Sometimes local grocery stores defy the state mandate, and instead choose to pay a state-mandated fee, Dick-Endrizzi said. If Whole Foods chooses not buy back recyclables, small businesses all over the Haight will be required by state law to do it themselves.

Suhail Sabba has owned Parkview Liquors on Stanyan Street, just two blocks from HANC, for nine years. He said that he doesn’t have the employees, storage, or scale “to handle even a portion of HANC’s customers.”

He may not have much of a choice. If small businesses don’t buy back the recyclables, they would face charges of $100 a day under California state law. A year gone without complying would lead to charges up to $36,000, an amount that large-scale businesses often factor into their budgets, but which could bankrupt a small store.

When contacted, Whole Foods representative Adam Smith said that the company was aware of the issue and was still deciding on a course of action.

The company has a 60-day grace period to make a decision that, for good or ill, would ripple through the Haight neighborhood. “I might go out of business,” Sabba said.

Store owners can apply for an exemption, but the process can be as lengthy as a few months and fines could still accrue, Dick-Endrizzi said. The Office of Small Business will soon reach out to the affected store owners, but she encourages them to contact her office directly at 415-554-6134.

 

GARDEN FOR A GARDEN

The HANC site houses more than the recycling center. It also encompasses a native plant nursery, run for the past decade by caretaker Greg Gaar, who we’ve profiled before (“Reduce, reuse, replace,” 5/30/12). Gaar raises Dune Tansy, Beach Sagewort, Coast Buckwheat and Bush Monkey — all native plants bred from the dunes of old San Francisco, which Golden Gate Park used to be.

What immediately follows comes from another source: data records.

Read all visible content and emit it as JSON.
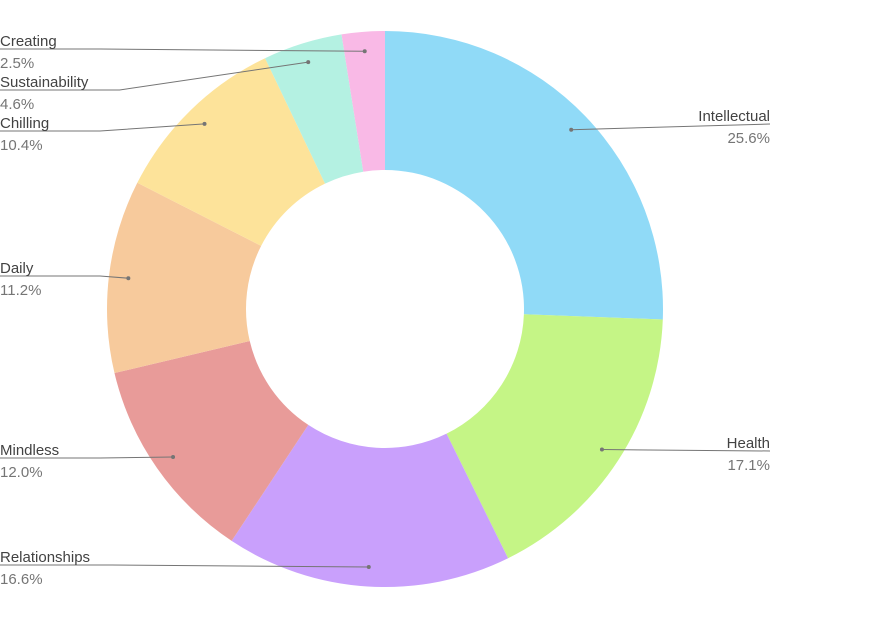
{
  "chart_data": {
    "type": "pie",
    "donut": true,
    "title": "",
    "slices": [
      {
        "label": "Intellectual",
        "value": 25.6,
        "value_label": "25.6%",
        "color": "#90daf7"
      },
      {
        "label": "Health",
        "value": 17.1,
        "value_label": "17.1%",
        "color": "#c5f586"
      },
      {
        "label": "Relationships",
        "value": 16.6,
        "value_label": "16.6%",
        "color": "#c9a0fc"
      },
      {
        "label": "Mindless",
        "value": 12.0,
        "value_label": "12.0%",
        "color": "#e89b99"
      },
      {
        "label": "Daily",
        "value": 11.2,
        "value_label": "11.2%",
        "color": "#f7ca9c"
      },
      {
        "label": "Chilling",
        "value": 10.4,
        "value_label": "10.4%",
        "color": "#fde39a"
      },
      {
        "label": "Sustainability",
        "value": 4.6,
        "value_label": "4.6%",
        "color": "#b4f1e2"
      },
      {
        "label": "Creating",
        "value": 2.5,
        "value_label": "2.5%",
        "color": "#f9b9e6"
      }
    ],
    "start_angle_deg": 0,
    "direction": "clockwise",
    "legend": "none",
    "labels": "outside with leader lines"
  }
}
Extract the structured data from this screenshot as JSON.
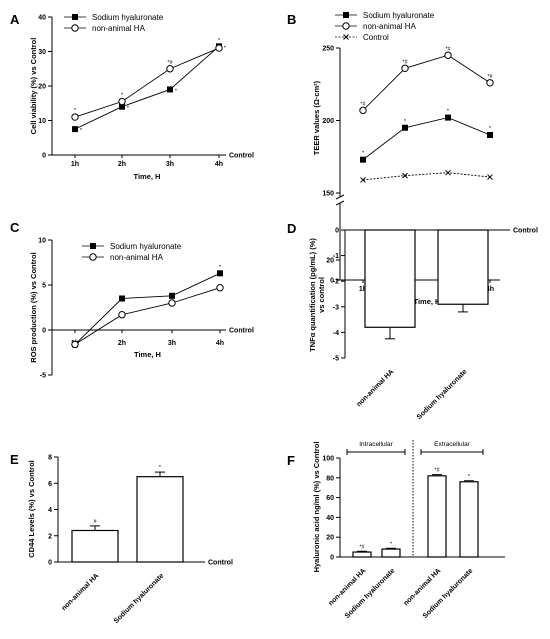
{
  "chart_data": [
    {
      "panel": "A",
      "type": "line",
      "x": [
        "1h",
        "2h",
        "3h",
        "4h"
      ],
      "xlabel": "Time, H",
      "ylabel": "Cell viability (%) vs Control",
      "ylim": [
        0,
        40
      ],
      "yticks": [
        "0",
        "10",
        "20",
        "30",
        "40"
      ],
      "baseline_label": "Control",
      "legend": "top-left",
      "series": [
        {
          "name": "Sodium hyaluronate",
          "marker": "filled-square",
          "values": [
            7.5,
            14,
            19,
            31.5
          ],
          "annotations": [
            "*",
            "*",
            "*",
            "*"
          ]
        },
        {
          "name": "non-animal HA",
          "marker": "open-circle",
          "values": [
            11,
            15.5,
            25,
            31
          ],
          "annotations": [
            "*",
            "*",
            "*#",
            "*"
          ]
        }
      ]
    },
    {
      "panel": "B",
      "type": "line",
      "x": [
        "1h",
        "2h",
        "3h",
        "4h"
      ],
      "xlabel": "Time, H",
      "ylabel": "TEER values (Ω·cm²)",
      "ylim_upper": [
        150,
        250
      ],
      "ylim_lower": [
        0,
        20
      ],
      "yticks": [
        "0",
        "20",
        "150",
        "200",
        "250"
      ],
      "legend": "top-left",
      "series": [
        {
          "name": "Sodium hyaluronate",
          "marker": "filled-square",
          "values": [
            173,
            195,
            202,
            190
          ],
          "annotations": [
            "*",
            "*",
            "*",
            "*"
          ]
        },
        {
          "name": "non-animal HA",
          "marker": "open-circle",
          "values": [
            207,
            236,
            245,
            226
          ],
          "annotations": [
            "*#",
            "*#",
            "*#",
            "*#"
          ]
        },
        {
          "name": "Control",
          "marker": "cross",
          "values": [
            159,
            162,
            164,
            161
          ]
        }
      ]
    },
    {
      "panel": "C",
      "type": "line",
      "x": [
        "1h",
        "2h",
        "3h",
        "4h"
      ],
      "xlabel": "Time, H",
      "ylabel": "ROS production (%) vs Control",
      "ylim": [
        -5,
        10
      ],
      "yticks": [
        "-5",
        "0",
        "5",
        "10"
      ],
      "baseline_label": "Control",
      "legend": "top-left",
      "series": [
        {
          "name": "Sodium hyaluronate",
          "marker": "filled-square",
          "values": [
            -1.6,
            3.5,
            3.8,
            6.3
          ],
          "annotations": [
            "",
            "",
            "",
            "*"
          ]
        },
        {
          "name": "non-animal HA",
          "marker": "open-circle",
          "values": [
            -1.6,
            1.7,
            3.0,
            4.7
          ],
          "annotations": [
            "",
            "",
            "",
            ""
          ]
        }
      ]
    },
    {
      "panel": "D",
      "type": "bar",
      "categories": [
        "non-animal HA",
        "Sodium hyaluronate"
      ],
      "values": [
        -3.8,
        -2.9
      ],
      "errors": [
        0.45,
        0.3
      ],
      "ylabel": "TNFα quantification (pg/mL) (%) vs control",
      "ylim": [
        -5,
        0
      ],
      "yticks": [
        "0",
        "-1",
        "-2",
        "-3",
        "-4",
        "-5"
      ],
      "baseline_label": "Control"
    },
    {
      "panel": "E",
      "type": "bar",
      "categories": [
        "non-animal HA",
        "Sodium hyaluronate"
      ],
      "values": [
        2.4,
        6.5
      ],
      "errors": [
        0.35,
        0.35
      ],
      "annotations": [
        "#",
        "*"
      ],
      "ylabel": "CD44 Levels (%) vs Control",
      "ylim": [
        0,
        8
      ],
      "yticks": [
        "0",
        "2",
        "4",
        "6",
        "8"
      ],
      "baseline_label": "Control"
    },
    {
      "panel": "F",
      "type": "bar",
      "groups": [
        "Intracellular",
        "Extracellular"
      ],
      "categories": [
        "non-animal HA",
        "Sodium hyaluronate",
        "non-animal HA",
        "Sodium hyaluronate"
      ],
      "values": [
        5,
        8,
        82,
        76
      ],
      "errors": [
        0.8,
        0.8,
        1.2,
        1.0
      ],
      "annotations": [
        "*#",
        "*",
        "*#",
        "*"
      ],
      "ylabel": "Hyaluronic acid ng/ml (%) vs Control",
      "ylim": [
        0,
        100
      ],
      "yticks": [
        "0",
        "20",
        "40",
        "60",
        "80",
        "100"
      ]
    }
  ]
}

Adjacent to the nursery is a community garden with 50 plots serving just more than 100 neighbors. But the odd part is, when the city is done tearing down the recycling center and gardens, it plans to put in, well, another community garden, at taxpayer expense.

The new plan does offer a few tweaks. There will be a small stone Greek-style amphitheater, and removing the recycling center will leave more green space for the site. The new community garden will feature 10 fewer plots. As of now, there is no formal plan to transfer the 100 gardeners from HANC’s community gardens to the new plots once they’ve been built.

Some of HANC’s current gardeners count among the local homeless population, said Soumyaa Behrens, HANC’s social media coordinator. Those few homeless use their plots to grow food.

“You meet people you wouldn’t meet anywhere else,” said Miriam Pinchuck, a writer who will soon lose her and her husband’s garden plot at HANC. “It’s very shortsighted, and it’d deprive us of a chance to meet our neighbors.”

Though Dunn and Gaar are in negotiations with city officials on their gardners’ behalf, at this point it looks like the current gardeners will need to sign up for the new plots, just like everybody else.

Gaar looks like he may be the only employee to work at the new garden site once it replaces the recycling center. He’d have to volunteer, but he said that doesn’t necessarily bother him.

“For me, gardening is a joy,” Gaar said, although he did voice one concern: “I just want the nursery to survive.” With HANC’s eviction, it seems like everyone has something to worry about.